Jason Feifer has become a documentarian of inappropriate selfies.
In his Tumbler Selfies at Serious Places, one photo shows a boy giving a thumbs-up at the Holocaust Memorial Museum. In Selfies at Funerals, a boy snaps a picture of himself with his grandmother's coffin in the background.
The most recent installment of unfortunate selfies is Selfies With Homeless People, posted Monday.
In these photos, the subjects photograph themselves with homeless people sleeping in the background. In a few of the images, girls pose with a homeless man, some sticking out their tongues.
Some people have become upset with Feifer for what they see as celebrating these types of selfies, but he dismisses the criticism.
"Obviously I'm not celebrating it. I'm pointing it out," said Feifer, a senior editor at business magazine Fast Company who's posted the three Tumblr pages as a side project.
Feifer said Selfies With Homeless People shows the "most malice."
"These kids do deserve a public shaming," he said. "But the reason I did blur their names is a lot of them are kids, and when you stoke the righteous indignation of the Internet, it gets really ugly."
Feifer first got the idea to look into inappropriate selfies when he visited the Anne Frank House in Amsterdam last summer. He noticed that as people had their pictures taken next to the house's sign, there was a moment of awkwardness.
"The people were struggling with how to portray themselves," Feifer said. "It's clear they all recognized the gravity of the place, and they didn't want to disrespect it."
So Feifer wondered if there were photos where the significance of a place was, in fact, lost on the person being photographed. He searched keywords on Twitter, like "selfie" and "house fire" or "selfie" and "Auschwitz."
Sure enough, Feifer found examples -- many of them.
"There's something about the repetitiveness of it ... you see it happen over and over again, people who don't know each other and made the same decisions. You start having this larger discussion about what's motivating people to do this," Feifer said.

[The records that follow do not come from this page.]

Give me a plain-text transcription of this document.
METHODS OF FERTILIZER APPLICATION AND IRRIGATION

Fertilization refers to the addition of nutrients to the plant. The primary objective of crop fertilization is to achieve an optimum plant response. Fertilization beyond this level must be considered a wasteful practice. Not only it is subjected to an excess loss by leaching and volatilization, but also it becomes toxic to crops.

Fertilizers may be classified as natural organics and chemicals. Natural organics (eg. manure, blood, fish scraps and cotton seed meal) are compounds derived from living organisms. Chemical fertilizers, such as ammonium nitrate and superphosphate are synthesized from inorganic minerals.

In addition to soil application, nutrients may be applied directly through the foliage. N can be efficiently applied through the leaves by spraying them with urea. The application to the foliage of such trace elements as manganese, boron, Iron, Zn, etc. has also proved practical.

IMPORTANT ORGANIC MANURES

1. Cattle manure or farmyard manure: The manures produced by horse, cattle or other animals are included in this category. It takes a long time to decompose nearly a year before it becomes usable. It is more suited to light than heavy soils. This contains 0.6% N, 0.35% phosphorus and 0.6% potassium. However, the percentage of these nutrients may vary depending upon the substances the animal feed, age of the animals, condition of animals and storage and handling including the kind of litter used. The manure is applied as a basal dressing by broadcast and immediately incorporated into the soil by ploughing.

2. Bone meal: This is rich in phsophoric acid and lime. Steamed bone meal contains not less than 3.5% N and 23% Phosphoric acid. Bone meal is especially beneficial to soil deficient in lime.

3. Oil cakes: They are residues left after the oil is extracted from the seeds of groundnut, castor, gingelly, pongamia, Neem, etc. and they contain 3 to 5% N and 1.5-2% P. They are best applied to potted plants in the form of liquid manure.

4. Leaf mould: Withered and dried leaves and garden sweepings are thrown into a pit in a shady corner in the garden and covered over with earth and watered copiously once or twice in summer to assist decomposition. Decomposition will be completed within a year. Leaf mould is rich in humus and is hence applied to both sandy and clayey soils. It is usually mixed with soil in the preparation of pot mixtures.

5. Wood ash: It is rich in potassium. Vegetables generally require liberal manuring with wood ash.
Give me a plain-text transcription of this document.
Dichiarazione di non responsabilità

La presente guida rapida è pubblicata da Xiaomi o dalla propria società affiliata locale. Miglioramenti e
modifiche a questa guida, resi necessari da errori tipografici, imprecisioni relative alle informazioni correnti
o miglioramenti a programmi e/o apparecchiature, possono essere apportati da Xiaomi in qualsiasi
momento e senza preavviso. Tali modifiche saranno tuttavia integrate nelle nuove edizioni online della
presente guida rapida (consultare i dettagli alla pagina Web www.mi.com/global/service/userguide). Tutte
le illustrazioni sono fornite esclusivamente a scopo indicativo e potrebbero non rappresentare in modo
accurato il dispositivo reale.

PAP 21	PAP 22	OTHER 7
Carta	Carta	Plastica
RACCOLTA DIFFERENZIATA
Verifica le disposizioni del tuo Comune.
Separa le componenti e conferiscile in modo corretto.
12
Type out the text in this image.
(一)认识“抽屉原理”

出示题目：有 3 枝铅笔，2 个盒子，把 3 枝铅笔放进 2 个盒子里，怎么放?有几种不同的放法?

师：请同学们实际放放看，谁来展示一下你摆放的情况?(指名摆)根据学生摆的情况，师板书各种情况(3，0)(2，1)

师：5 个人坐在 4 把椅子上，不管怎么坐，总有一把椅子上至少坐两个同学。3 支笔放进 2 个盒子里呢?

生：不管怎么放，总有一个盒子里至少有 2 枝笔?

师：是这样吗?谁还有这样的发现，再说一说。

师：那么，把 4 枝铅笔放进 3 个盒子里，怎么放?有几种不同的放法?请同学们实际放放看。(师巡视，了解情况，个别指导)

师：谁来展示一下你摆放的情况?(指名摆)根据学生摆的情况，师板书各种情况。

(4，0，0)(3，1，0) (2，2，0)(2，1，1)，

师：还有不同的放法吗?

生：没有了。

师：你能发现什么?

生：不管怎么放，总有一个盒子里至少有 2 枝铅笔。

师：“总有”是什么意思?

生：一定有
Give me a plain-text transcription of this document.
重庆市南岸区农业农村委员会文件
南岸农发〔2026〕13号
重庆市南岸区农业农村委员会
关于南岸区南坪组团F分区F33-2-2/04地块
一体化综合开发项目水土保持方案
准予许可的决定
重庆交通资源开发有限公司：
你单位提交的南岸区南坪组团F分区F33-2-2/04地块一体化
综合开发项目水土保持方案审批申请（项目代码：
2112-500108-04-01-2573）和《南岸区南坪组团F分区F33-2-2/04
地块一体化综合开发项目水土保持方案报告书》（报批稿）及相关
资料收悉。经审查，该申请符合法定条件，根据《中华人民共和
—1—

The reaction to the compilation of selfies has included outrage toward Millenials and, to a lesser degree, "how technology is ruining us," Feifer said.
But he said he doesn't agree with either of these sentiments.
Instead, Feifer points to a broader reminder he hopes the Tumblr pages convey: Social media is not a private space.
In one instance, Feifer said his use of a selfie on a Tumblr page led the person who took it to reconsider. Feifer updated the post showing a selfie taken outside the Holocaust Memorial Museum, saying the person who took it wrote him after seeing it: "I have to say you made me realize how much of an idiot I made myself look." He asked for his post to be taken down from Tumblr, which Feifer did not do but he did cover the boy's face in the photo.
"There's so much absurd, angry stuff on the Internet, and it's worth remembering that everybody can see this, so be more thoughtful," Feifer said.